Liputan6.com, Jakarta - Marshanda cukup rutin melakukan decluttering pakaian di rumahnya, terutama saat koleksi sudah terasa menumpuk. Kebiasaan ini bukan tanpa alasan, karena ia termasuk sosok yang aktif bereksperimen dengan gaya personal. Namun di sisi lain, jumlah koleksi yang terus bertambah membuat sistem penyimpanan harus terus beradaptasi.

“Gue itu belajar kalau dalam hukum alam, salah satunya berbunyi law of vacuum. Artinya kalau kita mengosongkan sebuah ruangan, maka alam tidak akan membiarkan ruang itu kosong. Otomatis akan diisi tanpa kita sadari atau kita sengaja, dengan decluttering ini gue berharap akan terisi entah rezeki baru, pokonya apa aja yang bermanfaat buat gue,” ungkap Marshanda dikutip Liputan6.com dari Instagram @marshed.things pada Kamis (16/4/2026).

Ia juga dikenal sebagai penganut slow fashion yang gemar memakai ulang pakaian, bahkan untuk tampil di acara publik seperti podcast atau kegiatan profesional lainnya. Sejumlah item dalam lemarinya telah dimiliki selama bertahun-tahun, bahkan ada yang usianya mencapai belasan tahun. Berikut sembilan potret wardrobe di rumah Marshanda yang bukan hanya jadi tempat penyimpanan, tetapi juga arsip perjalanan gaya hidupnya.


1. Area Lemari Utama: Sistem Terbuka yang Memudahkan Akses

Potret Wardrobe Rumah Marshanda (Foto: Instagram @marshed.things dan @marshanda99)

Area lemari utama langsung menunjukkan karakter wardrobe Marshanda yang menggunakan konsep open wardrobe tanpa pintu. Semua pakaian terlihat jelas, membuat proses memilih outfit menjadi lebih cepat dan efisien. Sistem ini juga memudahkan dalam melihat keseluruhan koleksi tanpa harus membuka satu per satu lemari tertutup.

Hanging rail ganda menjadi solusi untuk memaksimalkan ruang vertikal dengan membagi kategori pakaian. Bagian atas digunakan untuk pakaian panjang seperti dress dan outer, sementara bagian bawah untuk celana atau atasan pendek. Di sisi kiri, rak vertikal dimanfaatkan untuk pakaian lipat seperti kaos dan knitwear yang disusun berdasarkan kategori.


2. Walk-in Closet Luas dengan Tanda Overcapacity

Potret Wardrobe Rumah Marshanda (Foto: Instagram @marshed.things dan @marshanda99)

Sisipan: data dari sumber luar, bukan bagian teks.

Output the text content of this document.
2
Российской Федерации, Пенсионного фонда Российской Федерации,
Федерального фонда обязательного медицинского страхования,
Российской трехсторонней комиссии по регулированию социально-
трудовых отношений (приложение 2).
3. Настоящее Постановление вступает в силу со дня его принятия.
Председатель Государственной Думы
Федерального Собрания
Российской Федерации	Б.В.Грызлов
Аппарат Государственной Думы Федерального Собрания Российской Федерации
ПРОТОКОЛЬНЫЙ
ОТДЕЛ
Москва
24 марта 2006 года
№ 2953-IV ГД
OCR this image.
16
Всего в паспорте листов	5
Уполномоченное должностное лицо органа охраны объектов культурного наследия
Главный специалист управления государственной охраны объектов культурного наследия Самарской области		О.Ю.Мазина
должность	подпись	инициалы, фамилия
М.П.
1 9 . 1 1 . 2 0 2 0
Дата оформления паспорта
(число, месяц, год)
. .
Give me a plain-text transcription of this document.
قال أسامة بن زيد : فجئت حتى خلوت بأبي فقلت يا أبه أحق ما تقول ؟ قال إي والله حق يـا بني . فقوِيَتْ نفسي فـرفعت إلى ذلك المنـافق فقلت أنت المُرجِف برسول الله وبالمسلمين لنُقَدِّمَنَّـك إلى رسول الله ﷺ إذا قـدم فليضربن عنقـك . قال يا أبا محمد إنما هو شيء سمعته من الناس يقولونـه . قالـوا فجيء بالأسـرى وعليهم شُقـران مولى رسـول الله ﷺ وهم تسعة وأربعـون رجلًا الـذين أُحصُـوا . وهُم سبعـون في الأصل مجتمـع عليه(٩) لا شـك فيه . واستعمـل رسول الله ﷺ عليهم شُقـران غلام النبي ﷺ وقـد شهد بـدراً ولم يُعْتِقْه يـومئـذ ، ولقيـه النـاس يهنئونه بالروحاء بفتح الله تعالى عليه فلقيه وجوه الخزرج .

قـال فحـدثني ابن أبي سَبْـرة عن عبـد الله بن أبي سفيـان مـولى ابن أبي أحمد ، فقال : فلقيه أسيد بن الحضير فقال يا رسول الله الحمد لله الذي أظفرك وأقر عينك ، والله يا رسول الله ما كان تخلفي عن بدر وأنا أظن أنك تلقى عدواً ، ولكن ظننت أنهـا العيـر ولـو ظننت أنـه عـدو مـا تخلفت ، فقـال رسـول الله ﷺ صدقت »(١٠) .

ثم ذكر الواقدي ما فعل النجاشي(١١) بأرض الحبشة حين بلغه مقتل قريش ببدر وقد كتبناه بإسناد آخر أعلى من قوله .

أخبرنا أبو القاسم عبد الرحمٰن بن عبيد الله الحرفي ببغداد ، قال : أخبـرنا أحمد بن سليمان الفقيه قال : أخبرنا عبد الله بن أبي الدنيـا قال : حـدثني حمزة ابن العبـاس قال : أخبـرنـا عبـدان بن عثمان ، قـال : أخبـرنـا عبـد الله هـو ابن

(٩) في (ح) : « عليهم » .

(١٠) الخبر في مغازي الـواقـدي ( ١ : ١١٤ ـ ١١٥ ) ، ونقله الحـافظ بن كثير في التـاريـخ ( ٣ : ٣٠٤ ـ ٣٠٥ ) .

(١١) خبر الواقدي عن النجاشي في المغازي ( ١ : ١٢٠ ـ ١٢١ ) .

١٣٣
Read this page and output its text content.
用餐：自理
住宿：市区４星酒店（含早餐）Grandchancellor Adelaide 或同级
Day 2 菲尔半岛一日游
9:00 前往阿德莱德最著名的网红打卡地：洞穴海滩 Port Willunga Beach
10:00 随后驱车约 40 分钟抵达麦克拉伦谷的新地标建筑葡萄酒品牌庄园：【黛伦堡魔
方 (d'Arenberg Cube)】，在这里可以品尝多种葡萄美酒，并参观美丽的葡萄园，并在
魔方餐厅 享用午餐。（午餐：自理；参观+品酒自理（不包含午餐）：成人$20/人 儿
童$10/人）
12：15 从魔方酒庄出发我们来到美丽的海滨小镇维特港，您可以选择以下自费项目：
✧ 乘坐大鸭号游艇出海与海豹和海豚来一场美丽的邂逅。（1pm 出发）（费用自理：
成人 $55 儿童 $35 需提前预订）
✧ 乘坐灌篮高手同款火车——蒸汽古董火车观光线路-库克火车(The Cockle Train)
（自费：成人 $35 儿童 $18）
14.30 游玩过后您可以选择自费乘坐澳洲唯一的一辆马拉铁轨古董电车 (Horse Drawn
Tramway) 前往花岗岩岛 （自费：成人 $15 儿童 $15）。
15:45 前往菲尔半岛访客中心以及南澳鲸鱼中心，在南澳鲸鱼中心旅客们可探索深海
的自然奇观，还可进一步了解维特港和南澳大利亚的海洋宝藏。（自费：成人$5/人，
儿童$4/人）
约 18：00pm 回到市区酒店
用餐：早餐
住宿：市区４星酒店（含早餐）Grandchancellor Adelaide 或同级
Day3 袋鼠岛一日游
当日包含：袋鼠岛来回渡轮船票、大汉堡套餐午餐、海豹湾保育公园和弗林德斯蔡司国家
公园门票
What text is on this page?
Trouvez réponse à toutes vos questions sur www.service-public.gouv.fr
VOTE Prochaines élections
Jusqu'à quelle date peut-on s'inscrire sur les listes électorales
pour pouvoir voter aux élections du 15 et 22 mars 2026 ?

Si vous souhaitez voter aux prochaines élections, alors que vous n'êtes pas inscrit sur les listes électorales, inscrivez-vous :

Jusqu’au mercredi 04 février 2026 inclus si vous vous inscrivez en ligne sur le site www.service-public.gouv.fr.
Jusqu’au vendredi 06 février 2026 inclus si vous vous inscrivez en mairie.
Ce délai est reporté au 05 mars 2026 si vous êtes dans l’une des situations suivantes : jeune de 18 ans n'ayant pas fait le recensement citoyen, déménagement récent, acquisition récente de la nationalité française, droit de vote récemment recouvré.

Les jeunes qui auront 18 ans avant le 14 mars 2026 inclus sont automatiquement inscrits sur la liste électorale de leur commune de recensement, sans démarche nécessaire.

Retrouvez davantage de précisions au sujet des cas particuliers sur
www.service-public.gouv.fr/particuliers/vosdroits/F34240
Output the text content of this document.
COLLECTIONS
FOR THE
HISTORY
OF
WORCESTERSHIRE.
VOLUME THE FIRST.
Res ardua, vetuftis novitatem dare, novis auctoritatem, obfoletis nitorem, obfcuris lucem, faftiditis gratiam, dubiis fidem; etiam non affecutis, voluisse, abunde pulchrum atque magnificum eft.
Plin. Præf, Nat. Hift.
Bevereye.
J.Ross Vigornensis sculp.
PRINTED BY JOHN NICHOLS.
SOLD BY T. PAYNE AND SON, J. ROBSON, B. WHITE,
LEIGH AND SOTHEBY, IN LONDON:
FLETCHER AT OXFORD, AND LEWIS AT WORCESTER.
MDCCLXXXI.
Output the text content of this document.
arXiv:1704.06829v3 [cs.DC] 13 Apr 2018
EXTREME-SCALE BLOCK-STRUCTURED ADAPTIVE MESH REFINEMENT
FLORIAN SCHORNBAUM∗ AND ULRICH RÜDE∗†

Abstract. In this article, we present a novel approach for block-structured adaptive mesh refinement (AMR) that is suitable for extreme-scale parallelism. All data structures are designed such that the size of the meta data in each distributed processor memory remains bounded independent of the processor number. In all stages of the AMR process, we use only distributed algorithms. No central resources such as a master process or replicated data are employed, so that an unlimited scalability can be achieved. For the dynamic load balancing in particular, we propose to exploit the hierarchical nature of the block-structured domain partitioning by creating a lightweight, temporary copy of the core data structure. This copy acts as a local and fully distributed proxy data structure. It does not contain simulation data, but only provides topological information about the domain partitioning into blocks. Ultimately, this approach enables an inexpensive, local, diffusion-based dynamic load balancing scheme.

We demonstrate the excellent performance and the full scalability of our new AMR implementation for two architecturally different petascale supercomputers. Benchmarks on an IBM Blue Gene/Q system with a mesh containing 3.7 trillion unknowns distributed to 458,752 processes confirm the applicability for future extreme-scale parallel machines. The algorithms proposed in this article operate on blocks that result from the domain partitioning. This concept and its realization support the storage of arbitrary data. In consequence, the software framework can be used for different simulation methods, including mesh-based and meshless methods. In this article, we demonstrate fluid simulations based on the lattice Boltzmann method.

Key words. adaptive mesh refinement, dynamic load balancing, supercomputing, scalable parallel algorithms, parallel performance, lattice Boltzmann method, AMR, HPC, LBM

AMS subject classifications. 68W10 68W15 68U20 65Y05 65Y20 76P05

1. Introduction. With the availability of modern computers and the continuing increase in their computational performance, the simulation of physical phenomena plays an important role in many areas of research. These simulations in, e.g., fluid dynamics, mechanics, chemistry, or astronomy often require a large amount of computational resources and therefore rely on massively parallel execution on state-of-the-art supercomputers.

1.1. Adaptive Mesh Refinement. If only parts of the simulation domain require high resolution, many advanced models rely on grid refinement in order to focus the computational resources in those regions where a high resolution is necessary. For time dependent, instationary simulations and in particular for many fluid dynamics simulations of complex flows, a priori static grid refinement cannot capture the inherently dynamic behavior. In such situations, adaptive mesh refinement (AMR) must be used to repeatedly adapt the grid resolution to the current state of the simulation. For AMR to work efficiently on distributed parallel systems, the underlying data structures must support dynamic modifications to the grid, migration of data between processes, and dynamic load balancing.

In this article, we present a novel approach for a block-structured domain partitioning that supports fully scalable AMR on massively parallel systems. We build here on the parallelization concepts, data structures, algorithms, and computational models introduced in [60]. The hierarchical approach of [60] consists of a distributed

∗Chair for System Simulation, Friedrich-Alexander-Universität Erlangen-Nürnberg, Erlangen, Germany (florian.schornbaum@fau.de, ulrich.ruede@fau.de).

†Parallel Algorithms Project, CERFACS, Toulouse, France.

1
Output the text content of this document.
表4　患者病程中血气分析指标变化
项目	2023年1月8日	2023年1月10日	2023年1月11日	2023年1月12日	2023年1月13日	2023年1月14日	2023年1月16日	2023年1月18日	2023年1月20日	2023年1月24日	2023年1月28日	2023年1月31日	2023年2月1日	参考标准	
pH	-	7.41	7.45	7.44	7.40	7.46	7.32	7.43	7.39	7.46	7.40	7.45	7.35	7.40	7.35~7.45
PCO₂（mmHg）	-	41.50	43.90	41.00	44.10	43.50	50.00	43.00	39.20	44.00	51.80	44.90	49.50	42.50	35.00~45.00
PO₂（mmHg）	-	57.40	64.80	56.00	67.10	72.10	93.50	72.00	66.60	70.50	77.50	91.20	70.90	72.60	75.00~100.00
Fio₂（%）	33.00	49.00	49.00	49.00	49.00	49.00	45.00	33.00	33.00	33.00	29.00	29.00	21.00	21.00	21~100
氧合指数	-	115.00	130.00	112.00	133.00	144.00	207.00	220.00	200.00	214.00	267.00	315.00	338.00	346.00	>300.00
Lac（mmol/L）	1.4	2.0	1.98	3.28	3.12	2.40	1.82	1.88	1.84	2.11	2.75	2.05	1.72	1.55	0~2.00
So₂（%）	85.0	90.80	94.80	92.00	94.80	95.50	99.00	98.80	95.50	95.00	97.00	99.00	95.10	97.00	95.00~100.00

Wardrobe ini ternyata merupakan walk-in closet penuh yang memanfaatkan satu ruangan khusus. Zoning area terlihat jelas, di mana sisi kiri digunakan untuk outerwear dan statement pieces. Bagian tengah menjadi area sirkulasi, meskipun terlihat mulai dipenuhi “overflow” pakaian.

Di sisi kanan terdapat rak tambahan dan storage box untuk menampung barang lain. Kehadiran standing mirror dengan frame kayu menjadi focal point sekaligus memberi ilusi ruang lebih luas. Namun, terlihat jelas indikasi overcapacity karena beberapa pakaian sudah tidak tertampung rapi.

Lanjut Baca:

Zona ini berfungsi sebagai pusat aktivitas styling dengan full body mirror yang dipasang langsung ke dinding. Cermin ini sangat penting untuk memastikan outfit terlihat proporsional sebelum digunakan. Selain itu, kehadirannya juga membantu menciptakan ilusi ruang yang lebih luas. Di tengah ruangan terdapat ottoman bulat yang multifungsi, mulai dari tempat duduk hingga area melipat pakaian. Rak sepatu transparan di sisi kanan memudahkan visualisasi koleksi sehingga tidak perlu membongkar untuk mencari pasangan tertentu. Area ini menjadi “styling hub” utama meski mulai terasa penuh.